Judge halts ban on real estate ‘love letters’

Would-be homebuyers are still allowed to write personal letters to home sellers in Oregon. That’s after a federal judge granted a preliminary injunction against a law that bans them.

In 2021, Oregon became the first state in the nation to ban homebuyers from writing so-called “love letters” to sellers as a way of improving their chances of being selected to buy a house. HB 2550 prohibited letters, photographs, and any written communication outside “customary documents.”

Supporters of the law say that personal letters fuel housing discrimination because they can reveal a buyer’s race, religion, sexual orientation, or other protected class. But U.S. District Court Judge Marco A. Hernández concluded that the law “likely violates” a real estate agent’s First Amendment rights.

During the initial hearing, real estate agent Cheri Smith suggested HB 2550 would lead to angry and dissatisfied clients.
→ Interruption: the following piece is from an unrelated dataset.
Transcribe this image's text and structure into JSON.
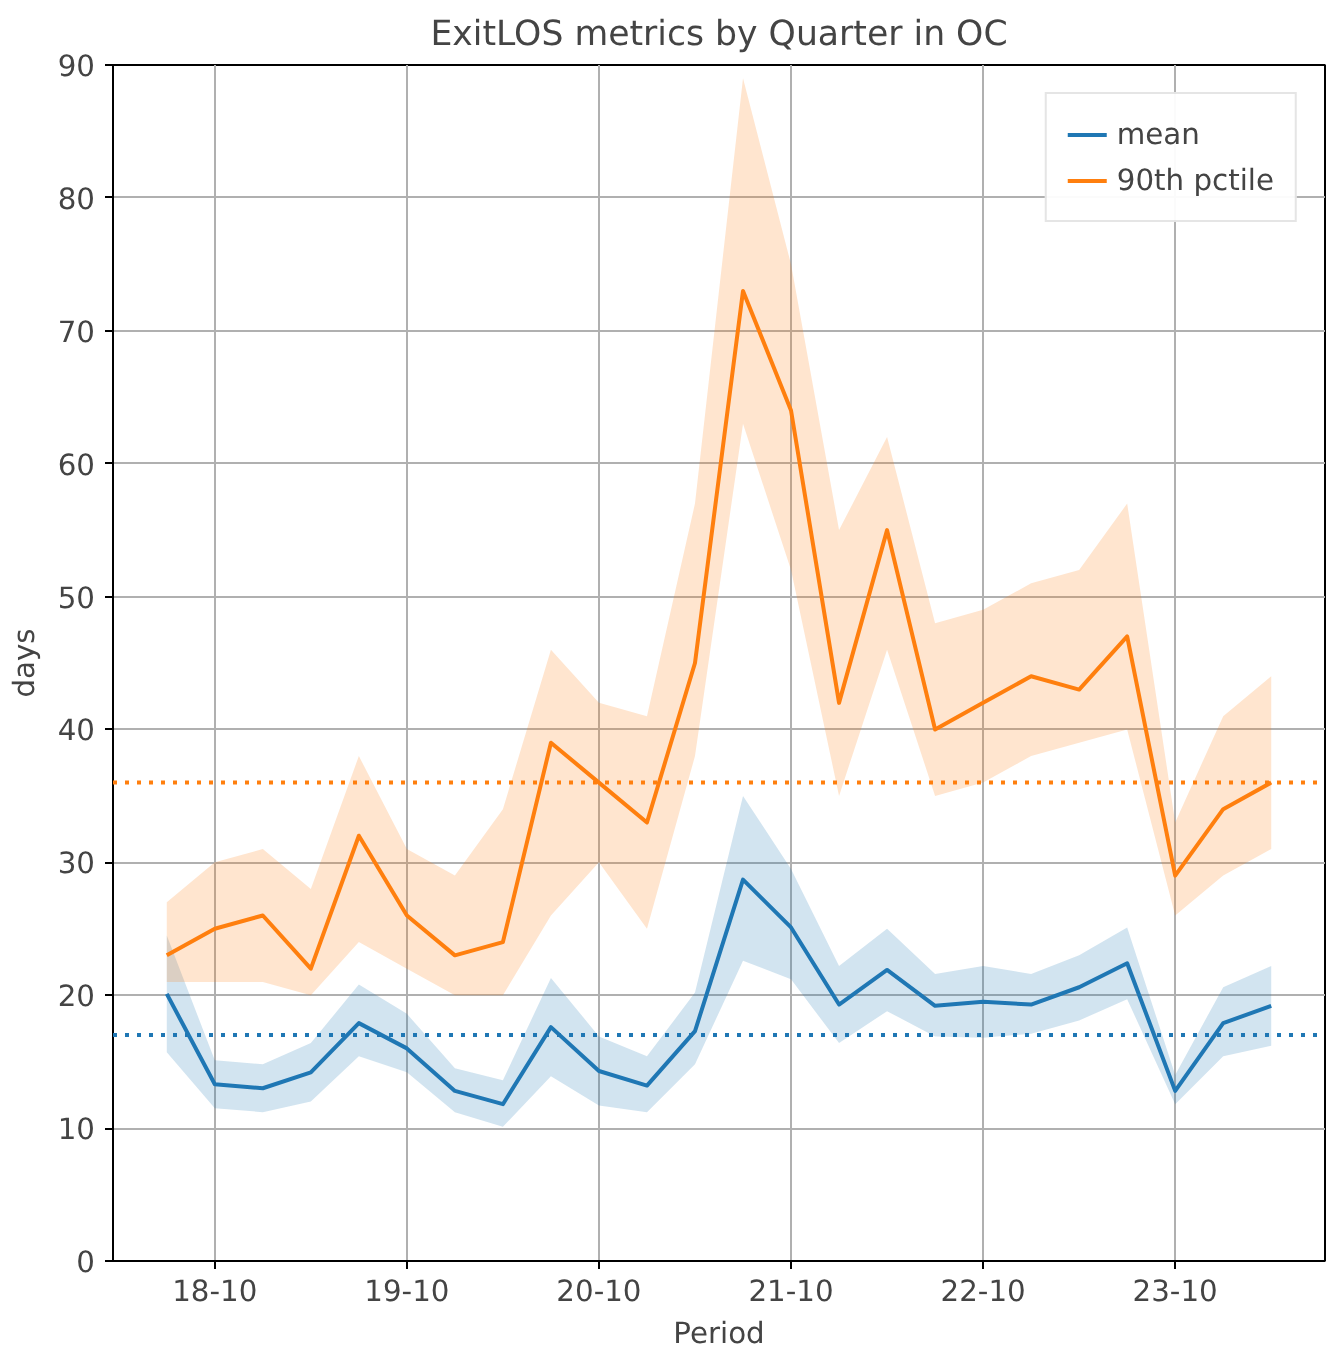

The love letter practice, she said, allowed her clients to compete with higher offers, including those submitted by investors.

Smith also expressed concern that the law would lead to clients accusing her of not fulfilling her ethical and fiduciary duty to “disclose material facts known by the seller’s agent.”
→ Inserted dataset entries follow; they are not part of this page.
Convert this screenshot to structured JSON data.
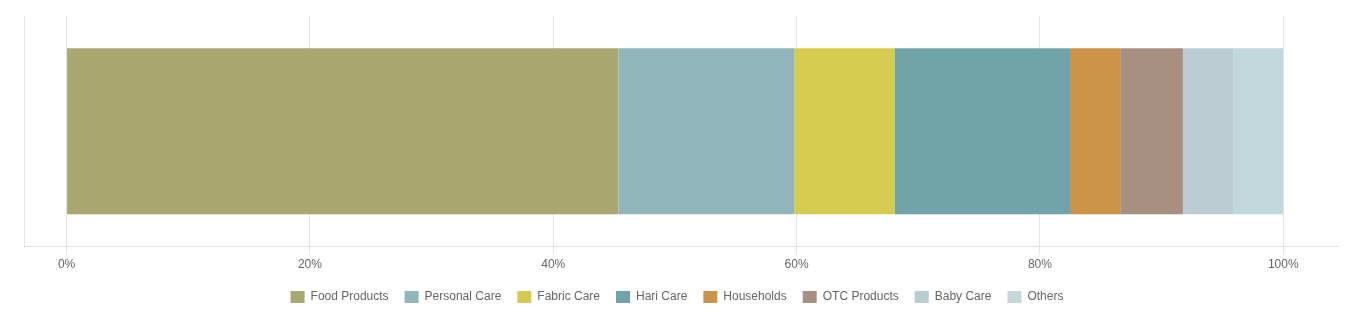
{
  "chart_data": {
    "type": "bar",
    "orientation": "horizontal",
    "stacked": true,
    "categories": [
      null
    ],
    "series": [
      {
        "name": "Food Products",
        "color": "#a8a870",
        "values": [
          45.36082474226804
        ]
      },
      {
        "name": "Personal Care",
        "color": "#90b5ba",
        "values": [
          14.432989690721648
        ]
      },
      {
        "name": "Fabric Care",
        "color": "#d4cb50",
        "values": [
          8.24742268041237
        ]
      },
      {
        "name": "Hari Care",
        "color": "#6fa5aa",
        "values": [
          14.432989690721648
        ]
      },
      {
        "name": "Households",
        "color": "#cc9448",
        "values": [
          4.123711340206185
        ]
      },
      {
        "name": "OTC Products",
        "color": "#a89080",
        "values": [
          5.154639175257732
        ]
      },
      {
        "name": "Baby Care",
        "color": "#b8ccd2",
        "values": [
          4.123711340206185
        ]
      },
      {
        "name": "Others",
        "color": "#c2d8dc",
        "values": [
          4.123711340206185
        ]
      }
    ],
    "xlim": [
      -3.5,
      104.5
    ],
    "xticks": [
      {
        "value": 0,
        "label": "0%"
      },
      {
        "value": 20,
        "label": "20%"
      },
      {
        "value": 40,
        "label": "40%"
      },
      {
        "value": 60,
        "label": "60%"
      },
      {
        "value": 80,
        "label": "80%"
      },
      {
        "value": 100,
        "label": "100%"
      }
    ],
    "tick_labels": "x",
    "grid": true,
    "legend": "bottom"
  }
}
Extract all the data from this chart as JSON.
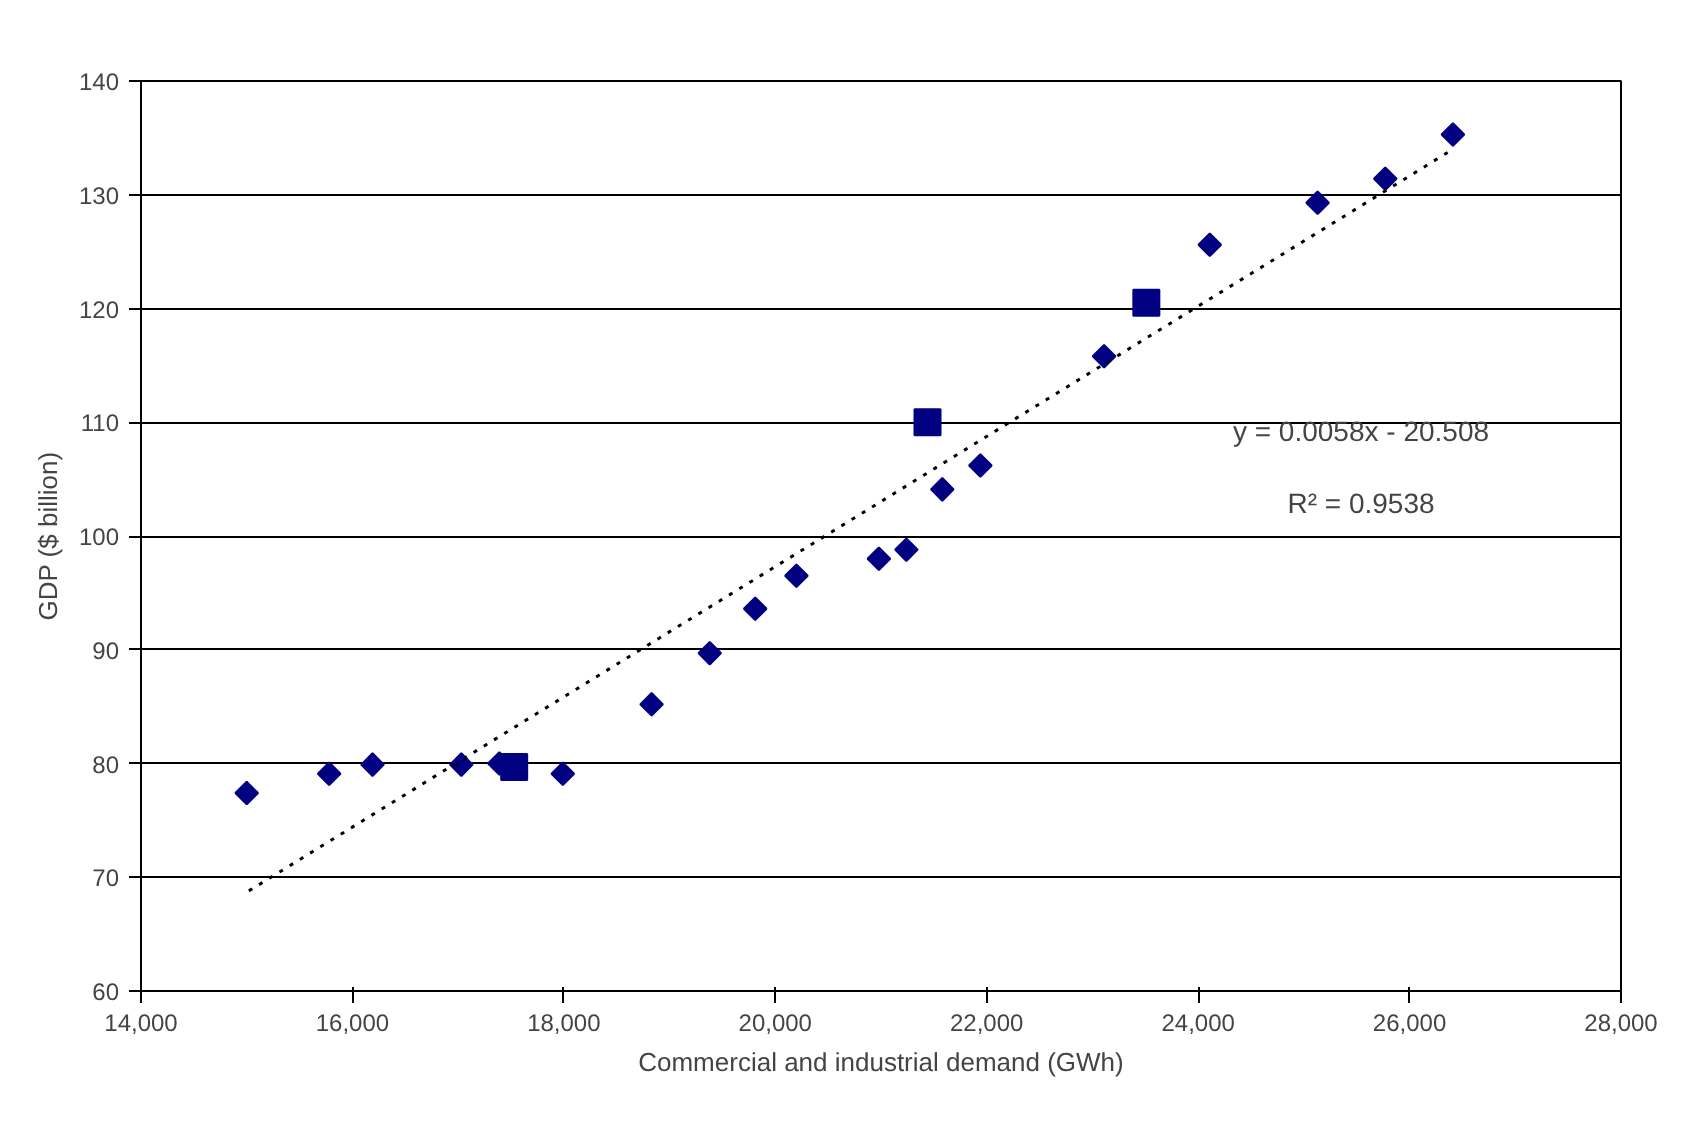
{
  "chart_data": {
    "type": "scatter",
    "xlabel": "Commercial and industrial demand (GWh)",
    "ylabel": "GDP ($ billion)",
    "xlim": [
      14000,
      28000
    ],
    "xticks": [
      {
        "value": 14000,
        "label": "14,000"
      },
      {
        "value": 16000,
        "label": "16,000"
      },
      {
        "value": 18000,
        "label": "18,000"
      },
      {
        "value": 20000,
        "label": "20,000"
      },
      {
        "value": 22000,
        "label": "22,000"
      },
      {
        "value": 24000,
        "label": "24,000"
      },
      {
        "value": 26000,
        "label": "26,000"
      },
      {
        "value": 28000,
        "label": "28,000"
      }
    ],
    "ylim": [
      60,
      140
    ],
    "yticks": [
      60,
      70,
      80,
      90,
      100,
      110,
      120,
      130,
      140
    ],
    "grid": "y",
    "series": [
      {
        "marker": "diamond",
        "color": "#000080",
        "x": [
          15000,
          15780,
          16190,
          17030,
          17390,
          17990,
          18830,
          19380,
          19810,
          20200,
          20980,
          21240,
          21580,
          21940,
          23110,
          24110,
          25130,
          25770,
          26410
        ],
        "values": [
          77.4,
          79.1,
          79.9,
          79.9,
          80,
          79.1,
          85.2,
          89.7,
          93.6,
          96.5,
          98,
          98.8,
          104.1,
          106.2,
          115.8,
          125.6,
          129.3,
          131.4,
          135.3
        ]
      },
      {
        "marker": "square",
        "color": "#000080",
        "x": [
          17530,
          21440,
          23510
        ],
        "values": [
          79.7,
          110,
          120.5
        ]
      },
      {
        "type": "line",
        "marker": "none",
        "line_style": "dotted",
        "color": "#000000",
        "x": [
          15020,
          26410
        ],
        "values": [
          68.8,
          134
        ]
      }
    ],
    "annotations": [
      "y = 0.0058x - 20.508",
      "R² = 0.9538"
    ]
  }
}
In his opinion, Hernández recognized that evidence had been submitted showing love letters likely do enable discrimination and that sellers are influenced by those letters in determining which offer to select.

Hernández noted the “laudable goal” of the law, as evidence shows that “housing discrimination is an enduring societal problem.” However, he said the law was too broad, as it banned significant speech beyond references to a buyer’s personal characteristics.
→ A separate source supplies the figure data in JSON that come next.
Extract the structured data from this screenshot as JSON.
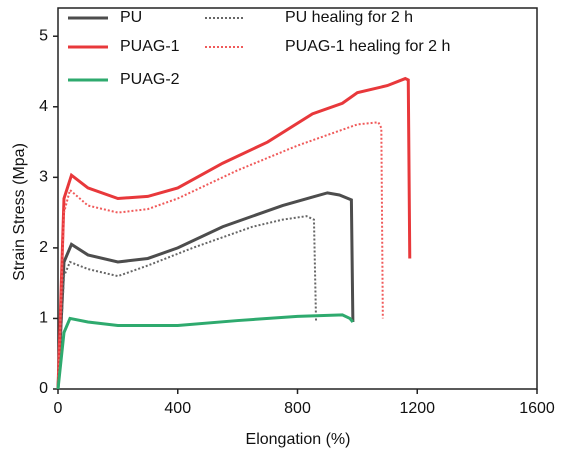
{
  "chart_data": {
    "type": "line",
    "xlabel": "Elongation (%)",
    "ylabel": "Strain Stress (Mpa)",
    "xlim": [
      0,
      1600
    ],
    "ylim": [
      0,
      5.4
    ],
    "xticks": [
      0,
      400,
      800,
      1200,
      1600
    ],
    "yticks": [
      0,
      1,
      2,
      3,
      4,
      5
    ],
    "series": [
      {
        "name": "PU",
        "color": "#4d4d4d",
        "dashed": false,
        "x": [
          0,
          20,
          45,
          100,
          200,
          300,
          400,
          550,
          650,
          750,
          850,
          900,
          940,
          980,
          985
        ],
        "values": [
          0,
          1.8,
          2.05,
          1.9,
          1.8,
          1.85,
          2.0,
          2.3,
          2.45,
          2.6,
          2.72,
          2.78,
          2.75,
          2.68,
          0.95
        ]
      },
      {
        "name": "PU healing  for 2 h",
        "color": "#666666",
        "dashed": true,
        "x": [
          0,
          20,
          40,
          100,
          200,
          300,
          450,
          550,
          650,
          750,
          830,
          855,
          862
        ],
        "values": [
          0,
          1.6,
          1.8,
          1.7,
          1.6,
          1.75,
          2.0,
          2.15,
          2.3,
          2.4,
          2.45,
          2.4,
          0.95
        ]
      },
      {
        "name": "PUAG-1",
        "color": "#e8383b",
        "dashed": false,
        "x": [
          0,
          20,
          45,
          100,
          200,
          300,
          400,
          550,
          700,
          850,
          950,
          1000,
          1100,
          1160,
          1170,
          1175
        ],
        "values": [
          0,
          2.7,
          3.03,
          2.85,
          2.7,
          2.73,
          2.85,
          3.2,
          3.5,
          3.9,
          4.05,
          4.2,
          4.3,
          4.4,
          4.38,
          1.85
        ]
      },
      {
        "name": "PUAG-1 healing for 2 h",
        "color": "#f05a5a",
        "dashed": true,
        "x": [
          0,
          20,
          40,
          100,
          200,
          300,
          400,
          600,
          800,
          900,
          1000,
          1070,
          1080,
          1085
        ],
        "values": [
          0,
          2.5,
          2.82,
          2.6,
          2.5,
          2.55,
          2.7,
          3.1,
          3.45,
          3.6,
          3.75,
          3.78,
          3.7,
          1.0
        ]
      },
      {
        "name": "PUAG-2",
        "color": "#2eaa6e",
        "dashed": false,
        "x": [
          0,
          20,
          40,
          100,
          200,
          400,
          600,
          800,
          950,
          975,
          985
        ],
        "values": [
          0,
          0.8,
          1.0,
          0.95,
          0.9,
          0.9,
          0.97,
          1.03,
          1.05,
          1.0,
          0.95
        ]
      }
    ]
  }
}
Hernández further expressed the opinion that an alternative suggested by the plaintiff, one that required real estate agents to redact personal information, would be “a more precise tool to address the government’s interests.” The injunction will remain in effect until Hernández makes his final decision after discovery.

The suit against HB 2550 was filed by the Pacific Legal Foundation, on behalf of a Bend, Oregon-based real estate firm.